Nearly two years later, Lovato told DeGeneres that she has come to realize that her eating disorder was her "primary problem" but then "it turned into other things." At the same time, she said she felt her life was being controlled by so many people around me. "When you have certain people around you that are telling you certain things, that you should look a certain way, it makes it harder," Lovato added in an interview in February with model Ashley Graham for Graham's Pretty Big Deal Podcast, People reported.

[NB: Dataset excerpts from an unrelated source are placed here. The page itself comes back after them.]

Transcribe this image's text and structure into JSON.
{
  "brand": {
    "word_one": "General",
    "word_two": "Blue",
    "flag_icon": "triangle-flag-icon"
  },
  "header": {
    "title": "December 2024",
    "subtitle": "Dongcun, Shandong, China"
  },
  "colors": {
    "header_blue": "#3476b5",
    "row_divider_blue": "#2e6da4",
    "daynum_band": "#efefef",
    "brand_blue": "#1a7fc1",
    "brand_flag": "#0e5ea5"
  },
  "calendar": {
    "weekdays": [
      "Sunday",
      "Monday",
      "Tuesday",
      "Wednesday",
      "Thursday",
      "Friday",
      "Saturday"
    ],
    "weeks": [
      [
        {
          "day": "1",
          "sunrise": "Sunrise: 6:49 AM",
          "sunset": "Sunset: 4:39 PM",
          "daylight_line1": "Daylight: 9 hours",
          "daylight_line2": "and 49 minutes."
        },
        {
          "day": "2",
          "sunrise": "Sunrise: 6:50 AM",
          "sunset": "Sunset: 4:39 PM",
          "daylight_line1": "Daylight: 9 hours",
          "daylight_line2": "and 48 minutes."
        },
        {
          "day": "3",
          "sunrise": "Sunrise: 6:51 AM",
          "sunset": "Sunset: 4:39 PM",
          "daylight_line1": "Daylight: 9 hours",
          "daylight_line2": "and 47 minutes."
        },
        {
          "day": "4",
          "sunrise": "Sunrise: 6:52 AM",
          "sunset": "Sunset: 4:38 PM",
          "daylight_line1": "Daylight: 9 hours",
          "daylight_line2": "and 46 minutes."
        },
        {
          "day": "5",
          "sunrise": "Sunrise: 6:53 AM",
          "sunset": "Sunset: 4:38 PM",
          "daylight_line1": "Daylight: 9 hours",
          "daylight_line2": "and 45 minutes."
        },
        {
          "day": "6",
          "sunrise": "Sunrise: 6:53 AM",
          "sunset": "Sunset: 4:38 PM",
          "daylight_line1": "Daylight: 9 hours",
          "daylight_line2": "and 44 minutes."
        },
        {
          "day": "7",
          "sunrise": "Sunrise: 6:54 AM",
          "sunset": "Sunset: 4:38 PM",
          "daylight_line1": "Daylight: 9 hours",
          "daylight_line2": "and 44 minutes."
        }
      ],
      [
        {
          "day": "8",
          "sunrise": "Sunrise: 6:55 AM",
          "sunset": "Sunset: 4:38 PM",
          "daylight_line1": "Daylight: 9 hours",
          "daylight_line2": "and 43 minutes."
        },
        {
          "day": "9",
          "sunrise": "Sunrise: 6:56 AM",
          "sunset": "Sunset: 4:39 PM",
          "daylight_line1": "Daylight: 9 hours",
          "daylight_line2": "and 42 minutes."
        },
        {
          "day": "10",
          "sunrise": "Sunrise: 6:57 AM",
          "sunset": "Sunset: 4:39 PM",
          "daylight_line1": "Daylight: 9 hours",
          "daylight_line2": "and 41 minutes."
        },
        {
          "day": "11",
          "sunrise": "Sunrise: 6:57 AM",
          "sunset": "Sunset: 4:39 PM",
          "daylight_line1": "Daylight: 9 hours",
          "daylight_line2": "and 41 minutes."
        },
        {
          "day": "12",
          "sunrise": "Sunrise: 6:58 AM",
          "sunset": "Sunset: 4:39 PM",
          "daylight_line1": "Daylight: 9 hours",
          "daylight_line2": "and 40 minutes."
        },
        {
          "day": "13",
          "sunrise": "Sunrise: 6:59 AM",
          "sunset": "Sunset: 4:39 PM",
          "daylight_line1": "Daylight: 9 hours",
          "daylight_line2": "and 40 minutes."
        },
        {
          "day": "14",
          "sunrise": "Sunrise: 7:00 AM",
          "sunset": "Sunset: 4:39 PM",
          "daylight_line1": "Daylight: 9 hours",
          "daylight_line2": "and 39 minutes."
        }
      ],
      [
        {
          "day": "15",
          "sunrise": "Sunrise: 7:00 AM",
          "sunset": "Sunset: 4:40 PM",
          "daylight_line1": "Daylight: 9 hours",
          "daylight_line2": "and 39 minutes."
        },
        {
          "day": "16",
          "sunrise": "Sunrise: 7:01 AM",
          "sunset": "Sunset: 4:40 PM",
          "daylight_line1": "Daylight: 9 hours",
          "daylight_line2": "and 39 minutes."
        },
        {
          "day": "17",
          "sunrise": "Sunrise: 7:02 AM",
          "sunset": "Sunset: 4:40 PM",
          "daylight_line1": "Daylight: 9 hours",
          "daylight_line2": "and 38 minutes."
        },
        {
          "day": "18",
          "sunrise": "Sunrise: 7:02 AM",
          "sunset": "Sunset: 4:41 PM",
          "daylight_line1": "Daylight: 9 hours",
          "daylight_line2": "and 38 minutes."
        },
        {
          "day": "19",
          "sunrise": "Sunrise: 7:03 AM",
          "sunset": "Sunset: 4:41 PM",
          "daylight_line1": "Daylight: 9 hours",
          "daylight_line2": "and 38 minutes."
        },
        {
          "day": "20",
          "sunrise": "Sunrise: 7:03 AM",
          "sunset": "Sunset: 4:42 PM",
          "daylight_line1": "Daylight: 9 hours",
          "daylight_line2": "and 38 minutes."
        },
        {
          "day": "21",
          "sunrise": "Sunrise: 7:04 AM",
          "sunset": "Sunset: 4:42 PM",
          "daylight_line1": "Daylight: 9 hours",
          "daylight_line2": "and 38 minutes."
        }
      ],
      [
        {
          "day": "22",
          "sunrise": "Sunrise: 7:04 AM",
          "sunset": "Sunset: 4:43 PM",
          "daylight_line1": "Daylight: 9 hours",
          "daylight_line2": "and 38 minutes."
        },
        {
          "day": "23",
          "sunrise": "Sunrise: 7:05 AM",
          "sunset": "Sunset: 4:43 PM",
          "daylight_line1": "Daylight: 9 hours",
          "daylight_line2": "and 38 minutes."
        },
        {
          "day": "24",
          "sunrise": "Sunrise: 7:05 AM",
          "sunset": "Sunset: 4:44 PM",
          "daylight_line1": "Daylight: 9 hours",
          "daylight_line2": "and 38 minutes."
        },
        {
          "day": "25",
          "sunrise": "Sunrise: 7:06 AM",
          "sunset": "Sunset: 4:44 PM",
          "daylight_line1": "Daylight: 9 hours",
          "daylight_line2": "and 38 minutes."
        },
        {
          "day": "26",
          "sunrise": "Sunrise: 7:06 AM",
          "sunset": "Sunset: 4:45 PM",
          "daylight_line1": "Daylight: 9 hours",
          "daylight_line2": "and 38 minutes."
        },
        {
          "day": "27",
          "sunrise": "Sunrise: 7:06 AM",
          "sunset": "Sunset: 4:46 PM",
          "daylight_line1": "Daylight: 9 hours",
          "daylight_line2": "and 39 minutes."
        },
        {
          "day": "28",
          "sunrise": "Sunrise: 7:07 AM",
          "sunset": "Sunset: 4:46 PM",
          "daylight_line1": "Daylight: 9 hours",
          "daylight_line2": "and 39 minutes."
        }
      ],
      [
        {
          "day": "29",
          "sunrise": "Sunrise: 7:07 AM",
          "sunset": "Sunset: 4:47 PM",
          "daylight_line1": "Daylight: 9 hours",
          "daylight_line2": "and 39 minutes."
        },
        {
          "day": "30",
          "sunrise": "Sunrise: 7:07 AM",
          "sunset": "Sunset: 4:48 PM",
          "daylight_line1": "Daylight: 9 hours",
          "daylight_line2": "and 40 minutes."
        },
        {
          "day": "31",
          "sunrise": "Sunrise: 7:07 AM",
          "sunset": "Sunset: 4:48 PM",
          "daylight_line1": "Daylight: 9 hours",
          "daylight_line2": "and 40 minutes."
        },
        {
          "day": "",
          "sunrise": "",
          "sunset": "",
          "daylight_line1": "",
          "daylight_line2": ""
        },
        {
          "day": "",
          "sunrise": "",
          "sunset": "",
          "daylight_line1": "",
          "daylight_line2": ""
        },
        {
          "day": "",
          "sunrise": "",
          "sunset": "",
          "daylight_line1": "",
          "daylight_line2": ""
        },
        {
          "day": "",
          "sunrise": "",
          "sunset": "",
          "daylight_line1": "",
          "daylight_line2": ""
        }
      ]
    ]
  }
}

"I was just running myself into the ground, and I honestly think that's kind of what led to everything happening over the past year," she told Graham. "It was just me thinking I found recovery when I didn't, and then living this kind of lie and trying to tell the world that I was happy with myself when I really wasn't."

Eating disorder experts say that people with eating orders "frequently" struggle with co-occurring substance abuse disorders, according to the U.S. Substance Abuse and Mental Services Administration. The reasons are many and complex, with eating disorders and substance abuse sharing a number of risk factors, including: brain chemistry, family history, low self-esteem, depression, anxiety and social pressures, added the National Eating Disorders Association.

Up to 50% of people with eating disorders also abuse alcohol or illicit drugs, a rate five times higher than the general population, the National Eating Disorders Association said. At the same time, up to 35% of people with substance abuse problems also have eating disorders, a rate 11 times greater than the general population. People with eating disorders and substance abuse disorders also share certain characteristics, including compulsive behavior, social isolation and risk of suicide.

As Lovato went to rehab and began to recover, she developed a more comfortable relationship with food, as she told DeGeneres. For one thing, she said she hired a new team who don't micro-manage her food consumption and let her enjoy birthday cake.

"This year, when I turned 27 — I have a new team — Scooter Braun, my manager, gave me the best birthday cake, and I spent it with Ariana Grande, who is one of my good friends. And we just had the best birthday," Lovato said. "I just remember crying because I was finally eating cake with a manager [who] didn't need anything from me and [who] loved me for who I am and supported my journey."